InFocus, non-GAAP Measures, and ModelsRobert M. Goldman, CFA
InFocus Capital Partners, LLC, www.infocuscp.com, is an experienced, accomplished, award-winning team with deep experience in research analysis, venture capital, investment banking, consulting, institutional sales, and operations. We help optimize our clients’ relationships with their current and potential stakeholders by leveraging our experience, capabilities, credibility, and tools to serve as a trusted finance and investor relations advisor on retained engagements to high quality public and private companies of significance.
Many of our client engagements include working with our client companies on financial modeling. We help our clients optimize their financial models and we quiz, probe, and challenge company management on these models to best prepare the management for their meetings with current and prospective investors.
We’ve developed hundreds of models and hold CFA and MBA charters and degrees – we know financial modeling.
On July 30, 2002, President Bush signed into law the Sarbanes-Oxley Act of 2002 (Sarbanes-Oxley Act).
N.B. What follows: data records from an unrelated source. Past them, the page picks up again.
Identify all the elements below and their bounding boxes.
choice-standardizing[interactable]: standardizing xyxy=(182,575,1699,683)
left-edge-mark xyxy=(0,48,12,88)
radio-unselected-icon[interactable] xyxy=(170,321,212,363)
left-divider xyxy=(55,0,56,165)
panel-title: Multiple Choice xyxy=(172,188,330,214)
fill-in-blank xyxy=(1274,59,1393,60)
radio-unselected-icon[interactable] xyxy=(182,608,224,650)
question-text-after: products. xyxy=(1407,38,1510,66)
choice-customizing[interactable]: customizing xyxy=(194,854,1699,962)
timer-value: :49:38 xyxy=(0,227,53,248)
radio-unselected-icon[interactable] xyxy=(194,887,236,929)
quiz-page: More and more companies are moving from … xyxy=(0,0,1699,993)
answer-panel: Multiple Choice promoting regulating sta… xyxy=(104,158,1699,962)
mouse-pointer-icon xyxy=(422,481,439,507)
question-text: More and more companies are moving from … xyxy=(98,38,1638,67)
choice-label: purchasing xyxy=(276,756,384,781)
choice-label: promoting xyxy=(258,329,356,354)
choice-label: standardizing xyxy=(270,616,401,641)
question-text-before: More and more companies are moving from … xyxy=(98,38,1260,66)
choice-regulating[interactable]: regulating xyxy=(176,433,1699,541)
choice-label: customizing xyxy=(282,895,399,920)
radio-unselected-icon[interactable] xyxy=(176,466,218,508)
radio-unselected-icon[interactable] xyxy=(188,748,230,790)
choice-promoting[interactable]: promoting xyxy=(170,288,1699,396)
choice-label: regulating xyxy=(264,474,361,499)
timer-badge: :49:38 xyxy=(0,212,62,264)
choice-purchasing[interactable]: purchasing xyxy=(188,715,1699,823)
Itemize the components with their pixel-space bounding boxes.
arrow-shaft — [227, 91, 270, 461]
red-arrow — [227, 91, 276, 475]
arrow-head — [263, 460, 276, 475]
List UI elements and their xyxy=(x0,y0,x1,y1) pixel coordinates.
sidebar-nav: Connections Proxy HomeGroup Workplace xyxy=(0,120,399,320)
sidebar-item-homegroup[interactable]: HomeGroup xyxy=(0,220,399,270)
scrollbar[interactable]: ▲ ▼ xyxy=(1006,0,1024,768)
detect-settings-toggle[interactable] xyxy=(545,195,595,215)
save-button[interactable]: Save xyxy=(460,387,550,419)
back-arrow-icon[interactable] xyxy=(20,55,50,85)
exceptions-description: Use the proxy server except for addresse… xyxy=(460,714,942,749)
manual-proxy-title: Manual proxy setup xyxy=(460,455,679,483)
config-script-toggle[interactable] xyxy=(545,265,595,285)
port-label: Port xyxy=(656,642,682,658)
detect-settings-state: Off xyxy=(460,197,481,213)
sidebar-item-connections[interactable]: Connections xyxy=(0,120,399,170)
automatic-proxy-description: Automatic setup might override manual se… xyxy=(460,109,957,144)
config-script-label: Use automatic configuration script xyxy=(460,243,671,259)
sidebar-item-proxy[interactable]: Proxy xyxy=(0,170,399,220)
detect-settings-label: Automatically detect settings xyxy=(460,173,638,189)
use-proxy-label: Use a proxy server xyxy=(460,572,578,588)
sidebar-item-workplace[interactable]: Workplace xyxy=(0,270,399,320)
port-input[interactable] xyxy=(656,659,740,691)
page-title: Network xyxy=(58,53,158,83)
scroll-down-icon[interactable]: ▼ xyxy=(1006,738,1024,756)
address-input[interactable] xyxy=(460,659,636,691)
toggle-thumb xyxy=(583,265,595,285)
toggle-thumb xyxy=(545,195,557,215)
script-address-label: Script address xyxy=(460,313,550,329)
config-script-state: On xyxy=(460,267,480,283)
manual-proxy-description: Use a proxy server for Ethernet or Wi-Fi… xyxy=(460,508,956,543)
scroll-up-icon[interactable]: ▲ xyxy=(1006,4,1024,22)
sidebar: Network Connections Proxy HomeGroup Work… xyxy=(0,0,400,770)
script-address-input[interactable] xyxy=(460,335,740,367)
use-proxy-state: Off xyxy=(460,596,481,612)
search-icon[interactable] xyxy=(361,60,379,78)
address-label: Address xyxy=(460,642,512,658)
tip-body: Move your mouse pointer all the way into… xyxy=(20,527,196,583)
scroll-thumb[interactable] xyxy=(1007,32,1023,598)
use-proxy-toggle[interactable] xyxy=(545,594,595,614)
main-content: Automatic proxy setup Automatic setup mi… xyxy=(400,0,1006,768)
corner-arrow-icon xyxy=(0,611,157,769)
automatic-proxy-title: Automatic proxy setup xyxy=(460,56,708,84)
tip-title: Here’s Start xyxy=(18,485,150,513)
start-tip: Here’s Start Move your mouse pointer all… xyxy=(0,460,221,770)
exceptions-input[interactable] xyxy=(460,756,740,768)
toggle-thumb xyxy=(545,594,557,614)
As directed by the Sarbanes-Oxley Act of 2002, the SEC adopted new disclosure regulations, Regulation G (effective March 28, 2003), which required public companies that disclose or release non-GAAP financial measures to include, in that disclosure or release, a presentation of the most directly comparable GAAP financial measure and a reconciliation of the disclosed non-GAAP financial measure to the most directly comparable GAAP financial measure. Other new SEC regulations, effective at the same time as Regulation G, provided additional guidance to those registrants that include non-GAAP financial measures in Commission filings.
Many folks, us included, believe non-GAAP financial measures are used by many companies to best and properly focus investor attention on the company’s true operational metrics. But, we and many others believe other companies are too liberal in their use of non-GAAP financial measures in an effort to perhaps distract investor attention from the company’s true operational metrics.
To address the concerns that non-GAAP financial disclosures may provide a misleading picture, the SEC on May 17, 2016 published its Compliance & Disclosure Interpretations which comprise the SEC’s interpretations of the rules and regulations on the use of non-GAAP financial measures. Better late than never, we think.
We believe many investors, even prior to the SEC Compliance & Disclosure Interpretations of May 17, 2016, already began to take non-GAAP financial measures on the income statement somewhat with a grain of salt and instead focused on cash flow metrics, which are less apt to be restated by the company.
All in all, the SEC might move slowly, but our sense is that non-GAAP financial measures will be viewed more and more suspect by investors.